L’esperienza recente e positiva nella elezione del presidente della Repubblica (con Ciampi e con Napolitano) contraddice apertamente i criteri di “gradimento” che sembrano affacciarsi oggi per la scelta dei candidati. Parlo non solo di chi invoca un “no” assoluto alla politica come i grillini, ma anche di quello che sembra essere l’orientamento di Renzi. Dico “sembra” perché risulta soltanto da alcune indiscrezioni, che andrebbero poi verificate. In base a queste indiscrezioni i candidati sarebbero valutati non tanto per le loro competenze quanto per il loro rendimento elettorale; Renzi cioè immaginerebbe, secondo questa versione, il presidente come un prolungamento dell’azione e soprattutto dell’immagine del governo. Ora, non giova certo a facilitare una scelta il fatto che la minoranza del Pd in questi mesi abbia mostrato di avere come unico obbiettivo quello di ostacolare in Parlamento il cammino del segretario del proprio partito. Non è una novità nella storia della Repubblica, ma di questi tempi l’autolesionismo può produrre danni più gravi che durante i decenni dominati dalla Dc e dalle sue molteplici correnti. E questa condotta può indurre ad errori, sia chi la tiene sia chi la avversa.

Vale la pena allora di ricordare che l’elezione del presidente è di secondo grado e dunque costituzionalmente sottratta al giudizio diretto degli elettori. E infatti questo metodo ha portato alla massima carica dello stato, con Ciampi e Napolitano, due figure che difficilmente avrebbero trionfato in una gara elettorale per la leadership: Ciampi veniva dalla Banca d’Italia, Napolitano ha avuto una gloriosa carriera parlamentare, ma da riformista coraggioso quale è sempre stato, non veniva generalmente acclamato come capopopolo. Eppure entrambi hanno dato – forse anche per queste loro caratteristiche di appartenenti all’élite “antipopulista” – buona prova di equilibrio e sapienza istituzionale. Avevano insomma le doti per gestire situazioni difficili con grande talento e anche con creatività, grazie alla loro formazione, cultura, preparazione internazionale, prestigio nel mondo.

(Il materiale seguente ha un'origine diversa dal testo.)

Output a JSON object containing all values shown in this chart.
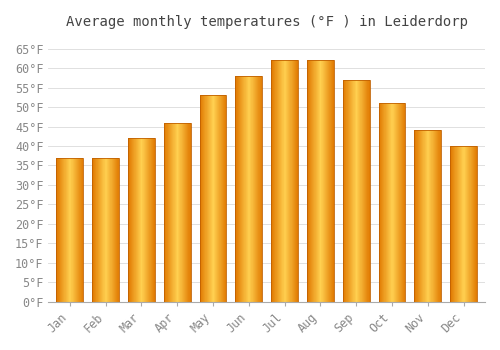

L’idea di collegare la scelta del candidato al Quirinale al livello di consensi di cui il governo, ogni governo, ha bisogno, – tema che sembra affacciarsi tra i renziani – non sta dunque in piedi neanche un po’, trattandosi appunto di una scelta da condividere con l’opposizione. In tempi di forte ventilazione populista nei discorsi pubblici, ad opera di movimenti specializzati, e di giornali, come Il Fatto, che ne fanno la propria bandiera, non c’è occasione migliore di questa, l’elezione del presidente, per sottrarre una scelta chiave per la Repubblica alla bagarre mediatica e ai “no nazareno”. E anche per sottrarre lo stesso Renzi alle vendette incrociate della vecchia guardia Pd. Valga dunque come criterio quello delle qualità del candidato: cultura istituzionale, affidabilità democratica, capacità di garantire tutti gli italiani e di difendere il paese in Europa in fasi che saranno ancora economicamente tempestose, profilo internazionale chiaro e forte. Io vorrei anche che continuasse a sostenere e difendere l’azione riformatrice che il governo ha intrapreso, così come, fin quando ha potuto, ha fatto Napolitano. Non è difficile dare a questo candidato, in primo luogo, il nome di Giuliano Amato, anche perché sembra possibile radunare intorno al suo nome una maggioranza molto ampia fin dall’avvio.